ZNF423 patient variants, truncations, and in-frame deletions in mice define an allele-dependent range of midline brain abnormalities

• Published in: PLoS genetics Vol. 16; no. 9; p. e1009017
• Main Authors: Deshpande, Ojas, Lara, Raquel Z, Zhang, Oliver R, Concepcion, Dorothy, Hamilton, Bruce A
• Format: Journal Article
• Language: English
• Published: United States Public Library of Science 14.09.2020; Public Library of Science (PLoS)

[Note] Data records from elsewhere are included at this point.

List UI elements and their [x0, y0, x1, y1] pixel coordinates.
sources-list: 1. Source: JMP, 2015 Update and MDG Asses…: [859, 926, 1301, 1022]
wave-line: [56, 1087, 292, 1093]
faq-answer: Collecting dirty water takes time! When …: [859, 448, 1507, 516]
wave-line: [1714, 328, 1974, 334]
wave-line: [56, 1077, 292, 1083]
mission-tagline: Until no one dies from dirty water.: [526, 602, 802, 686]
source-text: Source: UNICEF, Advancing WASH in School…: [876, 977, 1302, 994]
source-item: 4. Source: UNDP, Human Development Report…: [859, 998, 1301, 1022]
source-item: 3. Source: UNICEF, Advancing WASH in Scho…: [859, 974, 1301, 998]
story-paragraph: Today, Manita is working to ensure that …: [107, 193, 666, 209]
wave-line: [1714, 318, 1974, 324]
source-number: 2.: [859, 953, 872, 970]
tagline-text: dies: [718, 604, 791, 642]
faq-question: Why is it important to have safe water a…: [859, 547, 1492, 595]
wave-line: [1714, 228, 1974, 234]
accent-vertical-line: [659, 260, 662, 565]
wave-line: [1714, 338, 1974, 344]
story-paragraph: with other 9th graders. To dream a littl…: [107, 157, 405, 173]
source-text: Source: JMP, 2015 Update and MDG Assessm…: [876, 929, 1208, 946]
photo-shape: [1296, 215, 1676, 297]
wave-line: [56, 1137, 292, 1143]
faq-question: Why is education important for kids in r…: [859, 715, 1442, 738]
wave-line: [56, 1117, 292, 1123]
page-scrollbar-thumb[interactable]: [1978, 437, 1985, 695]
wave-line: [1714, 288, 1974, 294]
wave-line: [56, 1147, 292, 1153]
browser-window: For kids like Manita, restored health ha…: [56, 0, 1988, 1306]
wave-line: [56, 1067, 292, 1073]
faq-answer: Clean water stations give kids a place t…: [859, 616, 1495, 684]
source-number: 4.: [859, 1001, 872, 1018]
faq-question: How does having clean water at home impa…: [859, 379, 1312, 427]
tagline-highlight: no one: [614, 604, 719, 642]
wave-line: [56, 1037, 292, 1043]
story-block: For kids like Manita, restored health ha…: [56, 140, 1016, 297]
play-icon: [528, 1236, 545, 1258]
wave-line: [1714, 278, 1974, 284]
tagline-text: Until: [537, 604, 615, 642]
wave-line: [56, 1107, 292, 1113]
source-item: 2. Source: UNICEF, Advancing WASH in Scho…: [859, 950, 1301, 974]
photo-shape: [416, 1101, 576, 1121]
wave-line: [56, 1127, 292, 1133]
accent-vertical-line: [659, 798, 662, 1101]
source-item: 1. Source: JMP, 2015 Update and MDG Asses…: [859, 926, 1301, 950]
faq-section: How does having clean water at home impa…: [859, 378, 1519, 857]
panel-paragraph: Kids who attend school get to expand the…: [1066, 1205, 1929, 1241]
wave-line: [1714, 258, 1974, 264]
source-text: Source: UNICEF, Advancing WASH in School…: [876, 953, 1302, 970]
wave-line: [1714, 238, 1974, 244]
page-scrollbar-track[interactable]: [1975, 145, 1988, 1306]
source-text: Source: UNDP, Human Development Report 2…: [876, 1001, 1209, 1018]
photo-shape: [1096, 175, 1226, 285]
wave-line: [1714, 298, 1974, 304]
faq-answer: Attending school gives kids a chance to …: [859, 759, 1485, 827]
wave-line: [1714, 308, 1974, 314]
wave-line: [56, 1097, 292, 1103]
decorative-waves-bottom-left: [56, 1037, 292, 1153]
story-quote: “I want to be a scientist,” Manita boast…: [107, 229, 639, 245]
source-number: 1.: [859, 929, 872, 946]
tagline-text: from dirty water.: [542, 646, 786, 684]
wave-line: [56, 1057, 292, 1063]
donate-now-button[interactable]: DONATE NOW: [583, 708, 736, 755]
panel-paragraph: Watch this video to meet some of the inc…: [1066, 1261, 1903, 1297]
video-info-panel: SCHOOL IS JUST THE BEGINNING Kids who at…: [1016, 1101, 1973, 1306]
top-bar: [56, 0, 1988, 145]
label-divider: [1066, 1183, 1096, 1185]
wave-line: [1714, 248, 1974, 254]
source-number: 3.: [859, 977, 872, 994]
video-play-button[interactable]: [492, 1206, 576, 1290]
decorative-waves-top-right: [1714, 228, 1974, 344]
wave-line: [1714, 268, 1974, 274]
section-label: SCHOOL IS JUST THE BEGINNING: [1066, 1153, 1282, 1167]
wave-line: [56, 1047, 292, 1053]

• Subjects: Algorithms; Alleles; Amino acids; Anatomy; Animals; Biology and Life Sciences; Brain - pathology; Brain abnormalities; Brain architecture; Brain Diseases - genetics; Cancer; Disease Models, Animal; Female; Gene Frequency - genetics; Genetic aspects; Genetic variation; Genomics; Health aspects; Humans; Intolerance; Male; Medicine; Medicine and Health Sciences; Mice; Mice, Inbred C57BL; Moores, John; Mutation; Nervous System Malformations - genetics; Neural Tube Defects - genetics; Neurodevelopmental disorders; Neurodevelopmental Disorders - genetics; Nonsense mutation; Patients; Physiological aspects; Proteins; Proteins - genetics; Proteins - metabolism; Research and Analysis Methods; Transcription; Transcription Factors - genetics; Zinc finger proteins; Zinc Fingers; United States; La Jolla California; United States > US
• ISSN: 1553-7404; 1553-7390; 1553-7404
• DOI: 10.1371/journal.pgen.1009017

Interpreting rare variants remains a challenge in personal genomics, especially for disorders with several causal genes and for genes that cause multiple disorders. ZNF423 encodes a transcriptional regulatory protein that intersects several developmental pathways. ZNF423 has been implicated in rare neurodevelopmental disorders, consistent with midline brain defects in Zfp423-mutant mice, but pathogenic potential of most patient variants remains uncertain. We engineered ~50 patient-derived and small deletion variants into the highly-conserved mouse ortholog and examined neuroanatomical measures for 791 littermate pairs. Three substitutions previously asserted pathogenic appeared benign, while a fourth was effectively null. Heterozygous premature termination codon (PTC) variants showed mild haploabnormality, consistent with loss-of-function intolerance inferred from human population data. In-frame deletions of specific zinc fingers showed mild to moderate abnormalities, as did low-expression variants. These results affirm the need for functional validation of rare variants in biological context and demonstrate cost-effective modeling of neuroanatomical abnormalities in mice.